Deux extraits du livre de François Mattéi et Laurent Gbgabo

LAURENT GBAGBO :  » SI LES SOCIÉTÉS ÉTRANGÈRES GAGNENT , IL FAUT QUE LA CÔTE D’IVOIRE GAGNE AUSSI »

« J’ai précisé en 2005, lors du renouvellement de son contrat, à Martin Bouygues via son fils Olivier, que l’Etat Ivoirien voulait désormais être présent dans le conseil d’administration de la société nationale d’électricité pour vérifier des chiffres déclarés à l’administration Ivoirienne.

Jusque-là personne n’avait jamais obtenu de chiffres crédibles et vérifiables de la société Bouygues. J’en avais assez vu avec le pétrole. Quand je suis arrivé au pouvoir, la Côte d’Ivoire ne percevait que 12% du prix de chaque baril.

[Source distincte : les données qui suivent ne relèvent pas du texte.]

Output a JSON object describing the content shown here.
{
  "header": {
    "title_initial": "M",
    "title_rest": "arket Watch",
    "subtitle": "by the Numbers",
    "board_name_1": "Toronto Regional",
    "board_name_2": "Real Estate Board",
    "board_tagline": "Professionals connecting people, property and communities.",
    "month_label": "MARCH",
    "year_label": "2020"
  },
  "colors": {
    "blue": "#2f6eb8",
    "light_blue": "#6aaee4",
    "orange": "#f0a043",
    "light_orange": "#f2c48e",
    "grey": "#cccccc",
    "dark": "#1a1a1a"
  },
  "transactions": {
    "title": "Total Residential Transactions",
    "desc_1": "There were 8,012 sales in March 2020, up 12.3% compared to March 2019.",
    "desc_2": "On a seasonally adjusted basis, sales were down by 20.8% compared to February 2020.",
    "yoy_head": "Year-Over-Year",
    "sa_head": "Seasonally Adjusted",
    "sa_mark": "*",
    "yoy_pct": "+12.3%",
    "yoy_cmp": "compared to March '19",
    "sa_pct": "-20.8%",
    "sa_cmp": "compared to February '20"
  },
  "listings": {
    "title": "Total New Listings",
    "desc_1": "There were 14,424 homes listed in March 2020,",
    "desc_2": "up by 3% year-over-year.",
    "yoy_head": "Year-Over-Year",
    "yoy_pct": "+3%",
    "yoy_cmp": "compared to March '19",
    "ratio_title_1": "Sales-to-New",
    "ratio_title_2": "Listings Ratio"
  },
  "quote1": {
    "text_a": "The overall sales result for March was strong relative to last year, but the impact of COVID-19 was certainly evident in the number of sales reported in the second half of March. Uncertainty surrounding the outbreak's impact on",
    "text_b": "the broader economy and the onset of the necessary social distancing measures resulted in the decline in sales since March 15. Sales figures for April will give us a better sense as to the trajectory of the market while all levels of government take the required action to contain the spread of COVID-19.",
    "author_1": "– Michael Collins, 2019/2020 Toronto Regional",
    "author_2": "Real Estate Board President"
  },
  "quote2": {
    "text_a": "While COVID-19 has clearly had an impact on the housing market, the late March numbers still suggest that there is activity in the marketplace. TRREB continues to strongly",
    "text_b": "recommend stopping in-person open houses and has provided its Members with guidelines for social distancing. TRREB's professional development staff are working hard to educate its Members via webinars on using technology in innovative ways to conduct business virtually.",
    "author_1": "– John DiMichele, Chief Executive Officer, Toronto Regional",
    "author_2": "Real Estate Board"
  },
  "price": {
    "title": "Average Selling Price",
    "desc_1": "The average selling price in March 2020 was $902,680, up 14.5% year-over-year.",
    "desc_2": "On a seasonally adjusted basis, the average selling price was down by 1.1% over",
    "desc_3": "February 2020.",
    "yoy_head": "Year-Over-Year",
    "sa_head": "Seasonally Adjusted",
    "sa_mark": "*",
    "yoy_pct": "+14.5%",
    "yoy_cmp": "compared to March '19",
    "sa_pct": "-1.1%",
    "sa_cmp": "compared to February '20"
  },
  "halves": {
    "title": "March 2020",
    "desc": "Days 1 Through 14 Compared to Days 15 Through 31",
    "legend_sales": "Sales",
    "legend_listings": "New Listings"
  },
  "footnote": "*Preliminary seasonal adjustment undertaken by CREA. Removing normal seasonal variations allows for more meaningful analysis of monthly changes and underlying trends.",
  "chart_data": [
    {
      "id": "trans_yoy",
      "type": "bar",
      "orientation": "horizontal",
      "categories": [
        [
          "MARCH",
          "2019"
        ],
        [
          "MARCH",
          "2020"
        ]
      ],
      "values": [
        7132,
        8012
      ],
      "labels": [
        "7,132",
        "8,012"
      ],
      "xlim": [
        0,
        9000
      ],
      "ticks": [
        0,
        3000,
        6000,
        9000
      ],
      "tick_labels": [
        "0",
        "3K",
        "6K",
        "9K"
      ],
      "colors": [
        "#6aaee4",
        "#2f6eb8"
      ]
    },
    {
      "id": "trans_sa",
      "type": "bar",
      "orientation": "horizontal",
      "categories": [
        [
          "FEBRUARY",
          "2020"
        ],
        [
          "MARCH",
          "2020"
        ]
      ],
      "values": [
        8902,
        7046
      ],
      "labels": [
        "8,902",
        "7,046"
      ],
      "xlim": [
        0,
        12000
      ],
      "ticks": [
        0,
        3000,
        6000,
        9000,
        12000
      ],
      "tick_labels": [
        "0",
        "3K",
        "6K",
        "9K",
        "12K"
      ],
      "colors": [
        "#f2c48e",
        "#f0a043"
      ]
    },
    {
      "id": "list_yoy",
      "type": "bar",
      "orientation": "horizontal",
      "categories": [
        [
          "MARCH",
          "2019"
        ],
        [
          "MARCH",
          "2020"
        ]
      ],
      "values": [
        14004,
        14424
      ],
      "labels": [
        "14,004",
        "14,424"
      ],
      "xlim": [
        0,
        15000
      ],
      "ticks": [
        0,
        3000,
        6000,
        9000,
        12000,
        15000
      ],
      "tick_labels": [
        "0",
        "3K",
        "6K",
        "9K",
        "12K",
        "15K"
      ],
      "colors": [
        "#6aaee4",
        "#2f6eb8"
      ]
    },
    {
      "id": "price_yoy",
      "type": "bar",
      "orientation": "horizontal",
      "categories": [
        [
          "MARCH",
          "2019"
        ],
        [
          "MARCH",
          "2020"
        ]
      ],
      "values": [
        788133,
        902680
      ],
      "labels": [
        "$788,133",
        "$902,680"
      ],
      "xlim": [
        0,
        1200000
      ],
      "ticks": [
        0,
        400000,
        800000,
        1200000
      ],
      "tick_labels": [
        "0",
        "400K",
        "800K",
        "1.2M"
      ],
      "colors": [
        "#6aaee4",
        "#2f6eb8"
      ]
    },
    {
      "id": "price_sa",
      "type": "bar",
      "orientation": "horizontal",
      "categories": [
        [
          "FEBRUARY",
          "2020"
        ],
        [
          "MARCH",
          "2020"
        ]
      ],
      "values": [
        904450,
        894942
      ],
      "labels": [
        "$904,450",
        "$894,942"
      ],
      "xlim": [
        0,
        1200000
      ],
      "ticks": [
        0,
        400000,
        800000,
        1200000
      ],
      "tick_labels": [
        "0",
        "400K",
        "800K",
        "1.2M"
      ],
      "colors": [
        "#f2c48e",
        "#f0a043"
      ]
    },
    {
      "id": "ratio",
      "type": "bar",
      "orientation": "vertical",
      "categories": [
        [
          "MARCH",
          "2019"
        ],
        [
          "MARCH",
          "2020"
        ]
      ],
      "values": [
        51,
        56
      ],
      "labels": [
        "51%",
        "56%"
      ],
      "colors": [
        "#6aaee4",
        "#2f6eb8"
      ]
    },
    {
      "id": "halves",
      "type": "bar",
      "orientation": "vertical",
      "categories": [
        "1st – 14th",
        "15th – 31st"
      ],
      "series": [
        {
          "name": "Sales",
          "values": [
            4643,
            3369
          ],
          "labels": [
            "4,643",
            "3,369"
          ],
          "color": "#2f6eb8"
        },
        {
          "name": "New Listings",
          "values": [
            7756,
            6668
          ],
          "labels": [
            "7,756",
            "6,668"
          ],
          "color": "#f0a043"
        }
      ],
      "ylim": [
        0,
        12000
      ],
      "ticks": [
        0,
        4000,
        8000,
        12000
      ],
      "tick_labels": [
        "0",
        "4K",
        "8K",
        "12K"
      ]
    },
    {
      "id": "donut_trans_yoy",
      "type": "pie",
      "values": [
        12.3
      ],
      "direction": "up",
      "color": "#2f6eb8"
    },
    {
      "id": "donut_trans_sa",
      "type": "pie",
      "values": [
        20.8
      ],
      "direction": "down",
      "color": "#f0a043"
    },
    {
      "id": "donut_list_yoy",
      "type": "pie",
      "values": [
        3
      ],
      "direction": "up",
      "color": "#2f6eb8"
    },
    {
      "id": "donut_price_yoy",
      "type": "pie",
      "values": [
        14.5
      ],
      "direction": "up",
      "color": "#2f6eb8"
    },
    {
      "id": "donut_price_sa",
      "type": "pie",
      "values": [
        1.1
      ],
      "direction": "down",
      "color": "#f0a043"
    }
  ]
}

Avec Bouygues, ça c’est bien résolu, même si leur directeur en Côte d’Ivoire, Zadi Kessy, prenait quand même ouvertement position contre moi. Je n’ai pas exclu l’idée que Bouygues ait voulu placer des gens au gouvernement. Zadi Kessy ne cachait pas qu’il voulait être Premier ministre.

Dire que j’étais, que je suis, que nous sommes anti-Français, c’est un abus sémantique. D’ailleurs, vous pensez bien, ça se saurait ! Je me contentais de défendre les intérêts de mon pays. Si les sociétés étrangères gagnent, il faut que la Côte d’Ivoire gagne aussi ».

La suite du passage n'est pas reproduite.